Etienne Dumont

CRITIQUE D'ART

Né en 1948, Etienne Dumont a fait à Genève des études qui lui ont été peu utiles. Latin, grec, droit. Juriste raté, il a bifurqué vers le journalisme. Le plus souvent aux rubriques culturelles, il a travaillé de mars 1974 à mai 2013 à la "Tribune de Genève", en commençant par parler de cinéma. Sont ensuite venus les beaux-arts et les livres. A part ça, comme vous pouvez le voir, rien à signaler.

Le MCB-a de Lausanne publie son "rapport d'activités" 2019. Une bonne année!

Inaugurations dans les temps. Succès publics. Accroissements des collections par des dons ou des dépôts. Le tout réalisé avec une équipe d'une taille raisonnable.

Une vue de l'exposition inaugurale, "Atlas, une cartographie du don"

Crédits: Site du MCB-a.

«On a eu de la chance avec le temps.» La petite phrase figure en bleu sur un tableau blanc de Christian Robert-Tissot, avec qui j’ai récemment eu entretien paru dans ces colonnes. Elle se retrouve ici en couverture du «rapport d’activités» du Musée cantonal des beaux-arts lausannois pour 2019. Il est permis de penser que l’institution a effectivement été vernie pour sa réouverture, ce qui semble bon quand on montre des tableaux. Toutes les inaugurations se seront faites avant le confinement. Celles de 2020 auront même pu se voir reprises par la suite. L’Hermitage vaudois ne peut hélas pas en dire autant…

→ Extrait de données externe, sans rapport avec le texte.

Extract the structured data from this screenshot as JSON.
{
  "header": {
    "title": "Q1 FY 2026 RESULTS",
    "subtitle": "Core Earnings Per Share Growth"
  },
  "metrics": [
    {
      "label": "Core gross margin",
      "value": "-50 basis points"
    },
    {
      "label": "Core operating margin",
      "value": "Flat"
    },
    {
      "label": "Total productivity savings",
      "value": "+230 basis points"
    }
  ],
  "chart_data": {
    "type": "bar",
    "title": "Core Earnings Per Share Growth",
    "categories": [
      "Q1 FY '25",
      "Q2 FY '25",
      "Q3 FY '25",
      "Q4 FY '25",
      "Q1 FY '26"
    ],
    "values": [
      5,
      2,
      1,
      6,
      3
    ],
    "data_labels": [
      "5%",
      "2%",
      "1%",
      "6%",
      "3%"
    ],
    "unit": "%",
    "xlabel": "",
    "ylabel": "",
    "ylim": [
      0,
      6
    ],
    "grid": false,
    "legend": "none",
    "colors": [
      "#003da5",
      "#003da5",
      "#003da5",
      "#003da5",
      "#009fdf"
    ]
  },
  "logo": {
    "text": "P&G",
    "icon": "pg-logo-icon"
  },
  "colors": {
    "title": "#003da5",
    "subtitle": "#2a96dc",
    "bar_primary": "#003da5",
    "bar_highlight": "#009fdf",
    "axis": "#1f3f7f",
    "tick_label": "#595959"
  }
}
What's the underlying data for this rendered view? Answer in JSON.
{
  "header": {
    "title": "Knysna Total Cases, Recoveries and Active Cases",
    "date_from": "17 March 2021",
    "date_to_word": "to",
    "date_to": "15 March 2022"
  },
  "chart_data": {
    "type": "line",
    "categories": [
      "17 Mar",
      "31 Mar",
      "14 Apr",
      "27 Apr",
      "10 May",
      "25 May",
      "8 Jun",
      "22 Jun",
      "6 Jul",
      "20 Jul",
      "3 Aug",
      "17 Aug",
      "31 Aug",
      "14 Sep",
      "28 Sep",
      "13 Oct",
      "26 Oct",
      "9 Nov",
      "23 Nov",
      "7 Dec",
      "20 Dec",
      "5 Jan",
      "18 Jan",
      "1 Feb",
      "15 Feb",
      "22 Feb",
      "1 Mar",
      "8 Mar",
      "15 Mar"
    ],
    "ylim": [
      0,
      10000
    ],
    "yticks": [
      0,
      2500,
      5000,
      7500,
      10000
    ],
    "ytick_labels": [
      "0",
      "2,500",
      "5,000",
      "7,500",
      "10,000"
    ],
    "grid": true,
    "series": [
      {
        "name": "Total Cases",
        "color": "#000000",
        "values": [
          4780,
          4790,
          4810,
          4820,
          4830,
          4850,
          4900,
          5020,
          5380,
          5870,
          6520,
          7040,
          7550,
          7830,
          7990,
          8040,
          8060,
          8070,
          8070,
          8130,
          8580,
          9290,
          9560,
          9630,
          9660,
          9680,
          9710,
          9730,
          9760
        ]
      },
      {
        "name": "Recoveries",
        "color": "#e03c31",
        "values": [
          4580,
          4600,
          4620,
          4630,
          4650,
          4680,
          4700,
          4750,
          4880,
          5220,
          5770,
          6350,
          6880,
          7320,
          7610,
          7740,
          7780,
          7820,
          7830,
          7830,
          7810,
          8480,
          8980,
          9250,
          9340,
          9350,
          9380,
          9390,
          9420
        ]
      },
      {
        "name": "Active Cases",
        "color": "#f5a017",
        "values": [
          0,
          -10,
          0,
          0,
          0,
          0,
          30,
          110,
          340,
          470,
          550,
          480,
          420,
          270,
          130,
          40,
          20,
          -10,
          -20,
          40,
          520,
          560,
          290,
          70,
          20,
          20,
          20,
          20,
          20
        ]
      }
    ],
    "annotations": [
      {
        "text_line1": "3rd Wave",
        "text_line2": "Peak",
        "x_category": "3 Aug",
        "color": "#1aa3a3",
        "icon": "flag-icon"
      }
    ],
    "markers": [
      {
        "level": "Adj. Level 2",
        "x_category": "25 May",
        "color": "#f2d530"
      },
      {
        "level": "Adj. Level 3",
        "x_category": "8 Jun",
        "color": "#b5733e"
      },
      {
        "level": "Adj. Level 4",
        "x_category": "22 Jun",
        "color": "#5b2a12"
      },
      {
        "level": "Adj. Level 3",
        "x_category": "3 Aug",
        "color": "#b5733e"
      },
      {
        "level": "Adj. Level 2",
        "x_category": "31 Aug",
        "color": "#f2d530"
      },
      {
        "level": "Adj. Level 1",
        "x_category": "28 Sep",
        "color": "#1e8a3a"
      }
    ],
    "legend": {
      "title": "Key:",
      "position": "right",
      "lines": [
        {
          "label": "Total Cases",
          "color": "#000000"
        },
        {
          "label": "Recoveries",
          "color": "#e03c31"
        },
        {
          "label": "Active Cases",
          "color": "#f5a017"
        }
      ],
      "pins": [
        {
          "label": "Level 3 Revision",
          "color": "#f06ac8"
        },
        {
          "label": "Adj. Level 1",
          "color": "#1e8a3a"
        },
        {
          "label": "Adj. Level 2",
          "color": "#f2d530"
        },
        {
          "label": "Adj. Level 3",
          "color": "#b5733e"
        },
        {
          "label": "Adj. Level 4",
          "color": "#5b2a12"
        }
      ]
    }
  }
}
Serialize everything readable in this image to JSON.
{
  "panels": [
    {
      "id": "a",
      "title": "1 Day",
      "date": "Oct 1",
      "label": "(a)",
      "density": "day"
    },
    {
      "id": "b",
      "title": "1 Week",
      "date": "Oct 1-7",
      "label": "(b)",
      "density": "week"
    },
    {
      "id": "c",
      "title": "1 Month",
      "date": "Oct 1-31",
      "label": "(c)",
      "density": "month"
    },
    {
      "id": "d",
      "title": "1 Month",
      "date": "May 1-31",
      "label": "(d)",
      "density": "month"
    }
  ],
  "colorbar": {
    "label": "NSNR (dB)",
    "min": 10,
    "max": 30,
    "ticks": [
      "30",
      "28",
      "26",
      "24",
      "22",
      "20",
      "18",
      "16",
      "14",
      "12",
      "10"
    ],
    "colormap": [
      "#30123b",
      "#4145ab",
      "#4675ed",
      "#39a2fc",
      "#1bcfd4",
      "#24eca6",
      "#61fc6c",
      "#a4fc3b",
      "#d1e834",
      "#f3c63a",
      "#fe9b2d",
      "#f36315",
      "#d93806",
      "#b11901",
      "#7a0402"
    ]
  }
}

«On doit rendre des comptes.» «C’est écrit noir sur blanc.» Ces sentences de grand’mère (qui ne figurent pas dans le rapport) dénotent une saine gestion. Ce n’est pas à Genève qu’on vous mettrait comme cela les écritures comptables sous le nez. Tout le monde peut de plus en bénéficier. Si la brochure de 60 pages ne se voit tirée qu’à 2500 exemplaires, envoyés à un public choisi, le tout figure sur www.mcba.ch J’y vois le choix de la clarté et de la confiance. Le fait aussi que le MCB-a peut présenter des résultats honorables. Tout a bien été lors du déplacement de la Riponne à Plateforme10. Un récit en est d’ailleurs fait sous le titre de «Avril-septembre: 183 jours pour déménager». Le budget d’acquisition a pour sa part été sagement dépensé. La confiance dans la direction du musée se retrouve par ailleurs illustrée grâce au nombre de dons et de dépôts. Il est entré 268 numéros en 2019 (1).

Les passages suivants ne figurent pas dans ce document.